The changes in the budget department should tackle not only the top echelons but also the ones beneath it, which likewise need renewal. The department became a key part of the public sector after the plan for stabilizing the economy was laid out in 1985, following one of the most serious financial crises to hit Israel.
As part of the blueprint for solving the crisis, a decision was made to give more power to the budget department, supervised by the finance minister, in constructing state budgets. In fact, the whole budgeting process was overhauled.
Success was rapid and already by 1986, and in subsequent years, results could be seen on the ground. Decision makers and the public were surprised: Inflation was almost gone, debts and deficits were significantly reduced, and the economy grew while unemployment declined.
All of these strengthened the standing of the department in the government and public eyes.
One of the reasons for the department’s success over the last 30 years was the excellent workforce it attracted. There are 60 employees in the budget department.
Young people who excelled in studying economics or business administration join the department as referents. If they succeed, they become coordinators after a few years as referents (the average being four years). After stints as coordinators they can become unit heads, who serve as deputy department heads. There are five or six such deputies. They then leave for attractive and lucrative jobs in the private sector. This usually happens after 10 years at the department, when they are aged 35-40.
This system worked well in the 1990s and the following decade, but is less appropriate today. Treasury officials themselves say it’s time to make changes and improvements. Many argue it’s wrong to place the fate of defense, education, health and infrastructure budgets in the hands of someone who has just finished studying, whether one or 10 years ago. The claim is that nearly all department employees are young people without experience in the business world; people who’ve never managed a company or business, or supervised employees other than at the treasury.
Those pushing for reforms argue that more experienced people should be hired, some with advanced academic degrees and with some experience in the academic world, the financial sector, industry or high-tech. This will make the treasury more diverse and create a broader vision.
A further complaint against the department’s current structure is the age of retirement from the treasury to the private sector.

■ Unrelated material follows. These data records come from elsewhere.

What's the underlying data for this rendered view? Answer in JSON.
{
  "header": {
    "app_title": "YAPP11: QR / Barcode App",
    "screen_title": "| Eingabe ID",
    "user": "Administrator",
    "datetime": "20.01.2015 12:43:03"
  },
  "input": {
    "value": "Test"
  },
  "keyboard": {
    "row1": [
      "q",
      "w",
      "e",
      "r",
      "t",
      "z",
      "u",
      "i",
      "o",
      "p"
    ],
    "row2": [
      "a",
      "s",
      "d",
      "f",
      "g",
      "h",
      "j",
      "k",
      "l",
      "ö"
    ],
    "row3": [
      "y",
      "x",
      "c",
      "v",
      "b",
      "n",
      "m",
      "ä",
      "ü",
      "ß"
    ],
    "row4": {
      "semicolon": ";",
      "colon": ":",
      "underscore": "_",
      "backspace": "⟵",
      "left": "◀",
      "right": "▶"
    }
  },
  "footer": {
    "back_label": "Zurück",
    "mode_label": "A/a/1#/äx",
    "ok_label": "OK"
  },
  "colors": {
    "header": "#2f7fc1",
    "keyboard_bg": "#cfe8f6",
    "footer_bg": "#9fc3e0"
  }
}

The argument is that the department takes in young people who have just obtained their degrees, yet have little or no experience. They gain experience for a few years at public expense, learning all the tricks of the trade, and, just as they are at their peak, leave for the private sector at the ages of 30-40. This sector then benefits from their skills and experience for decades. Some argue that the best among them should be retained at the treasury for many years, as is done at the Bank of Israel, where many employees remain for their entire career.
Implementing changes at the budget department requires the will to bring it about, as well as investing thought and planning into how to change things. Only a reformer finance minister will be able to achieve this, one with a long-term view and the ability to carry it out, working in tandem with a like-minded director general.